Dad and one of his best friends Bob at the 100th Boston Marathon
Dad with one of his best friends Wayne after they finished the 100th Boston Marathon
The focus of the second part of his Revised Bucket List was family.  He wanted to go on a big family vacation – at first to a beach (“Preferably to the Pacific,” he said.) and then that got revised to just going to a lake or a river nearby with the whole family.  He said he really wanted to go to an NBA game with his children, my two younger sisters, my brother (from my dad’s first marriage), and me.  “Long-term,” he said, “I’d like to be around to dance at my grandchildren’s weddings.”  I thought that was a kick-ass goal, especially since his youngest grandchild wasn't quite two at the time.

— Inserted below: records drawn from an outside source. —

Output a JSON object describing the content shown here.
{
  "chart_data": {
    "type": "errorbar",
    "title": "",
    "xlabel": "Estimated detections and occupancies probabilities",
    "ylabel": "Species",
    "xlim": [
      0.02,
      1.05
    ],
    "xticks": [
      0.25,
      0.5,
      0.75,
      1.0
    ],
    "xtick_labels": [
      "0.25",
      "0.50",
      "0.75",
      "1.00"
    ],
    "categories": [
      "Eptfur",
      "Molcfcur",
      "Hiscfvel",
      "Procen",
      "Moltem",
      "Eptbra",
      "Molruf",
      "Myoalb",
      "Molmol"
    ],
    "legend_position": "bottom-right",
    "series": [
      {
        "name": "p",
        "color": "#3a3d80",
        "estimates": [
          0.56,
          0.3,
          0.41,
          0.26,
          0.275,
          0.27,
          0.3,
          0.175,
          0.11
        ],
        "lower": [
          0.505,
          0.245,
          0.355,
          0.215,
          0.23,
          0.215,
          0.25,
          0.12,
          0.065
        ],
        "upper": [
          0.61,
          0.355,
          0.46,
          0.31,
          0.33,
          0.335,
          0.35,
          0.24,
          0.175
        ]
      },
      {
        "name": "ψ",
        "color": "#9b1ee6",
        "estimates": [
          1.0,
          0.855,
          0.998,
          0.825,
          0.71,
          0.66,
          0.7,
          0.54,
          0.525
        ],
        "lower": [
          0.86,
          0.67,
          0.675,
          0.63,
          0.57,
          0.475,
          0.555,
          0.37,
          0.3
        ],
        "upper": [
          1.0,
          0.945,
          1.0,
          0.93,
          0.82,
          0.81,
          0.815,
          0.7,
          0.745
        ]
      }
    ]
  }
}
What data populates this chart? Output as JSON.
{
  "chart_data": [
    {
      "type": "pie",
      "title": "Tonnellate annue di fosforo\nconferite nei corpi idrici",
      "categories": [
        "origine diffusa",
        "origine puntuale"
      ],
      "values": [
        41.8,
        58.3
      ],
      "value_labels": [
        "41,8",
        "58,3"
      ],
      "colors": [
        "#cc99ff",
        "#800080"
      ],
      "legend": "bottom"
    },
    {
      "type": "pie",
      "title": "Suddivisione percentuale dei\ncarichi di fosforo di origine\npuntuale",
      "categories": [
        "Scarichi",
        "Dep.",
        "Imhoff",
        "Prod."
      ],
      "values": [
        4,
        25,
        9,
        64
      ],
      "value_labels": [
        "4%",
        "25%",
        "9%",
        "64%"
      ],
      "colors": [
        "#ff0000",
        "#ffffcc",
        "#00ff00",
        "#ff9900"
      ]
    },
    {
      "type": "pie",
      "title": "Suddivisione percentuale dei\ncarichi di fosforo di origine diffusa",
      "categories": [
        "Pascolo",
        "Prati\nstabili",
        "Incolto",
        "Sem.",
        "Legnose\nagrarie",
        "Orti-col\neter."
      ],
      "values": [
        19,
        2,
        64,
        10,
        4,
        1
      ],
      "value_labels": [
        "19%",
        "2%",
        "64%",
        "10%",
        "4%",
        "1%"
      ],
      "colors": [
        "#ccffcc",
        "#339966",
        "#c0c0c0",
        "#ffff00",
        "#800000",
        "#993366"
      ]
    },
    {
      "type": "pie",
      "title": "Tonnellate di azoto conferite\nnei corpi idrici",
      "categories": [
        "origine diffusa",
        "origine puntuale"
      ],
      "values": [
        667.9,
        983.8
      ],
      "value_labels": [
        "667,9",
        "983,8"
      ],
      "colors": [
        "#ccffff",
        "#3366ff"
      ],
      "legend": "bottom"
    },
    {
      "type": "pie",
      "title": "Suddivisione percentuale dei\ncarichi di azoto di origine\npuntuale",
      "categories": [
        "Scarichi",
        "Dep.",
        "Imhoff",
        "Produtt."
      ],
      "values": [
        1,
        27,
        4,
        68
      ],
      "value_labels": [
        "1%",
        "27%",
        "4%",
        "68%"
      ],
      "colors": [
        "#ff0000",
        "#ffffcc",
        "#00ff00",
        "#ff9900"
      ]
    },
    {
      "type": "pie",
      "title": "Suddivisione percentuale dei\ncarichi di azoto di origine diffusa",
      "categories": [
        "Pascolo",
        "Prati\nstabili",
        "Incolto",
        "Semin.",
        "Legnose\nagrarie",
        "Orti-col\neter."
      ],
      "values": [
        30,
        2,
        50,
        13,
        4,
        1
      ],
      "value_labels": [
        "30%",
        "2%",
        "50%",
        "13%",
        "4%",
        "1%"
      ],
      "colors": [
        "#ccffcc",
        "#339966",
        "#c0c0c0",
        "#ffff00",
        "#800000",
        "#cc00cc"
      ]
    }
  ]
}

And last - but certainly not least - on his Revised Bucket List was to get a cat.  He saw this as possibly the biggest challenge of the things on his list; my mom isn’t a big fan of cats, and so he knew he would have to convince her that it was a good idea before he could execute his plan.  We spent lots of time debating about how he should approach her and then, after he said he thought she was “starting to cave,” we talked and talked about what the cat should be named.  It took him several days to decide on a name, but he was clear all along about what he wanted in a cat: “one that's not too young but not too old, that will be friends with the dogs [their two greyhounds] and that will be a lap cat.” 

What I learned from watching my dad revise his Bucket List so quickly and so drastically is that there is little difference between something that makes you happy and something that doesn’t; the trick is to convince yourself that they are the same.  On one hand, it ripped my heart out to see a man who was so enthusiastic and energetic having to resort to modifying his Bucket List, but on the other hand I was so incredibly inspired and touched that this same up-for-anything guy was so humble and willing to make those sacrifices so as to become satisfied with a Plan B, something different and ultimately less but fulfilling and sweet all the same.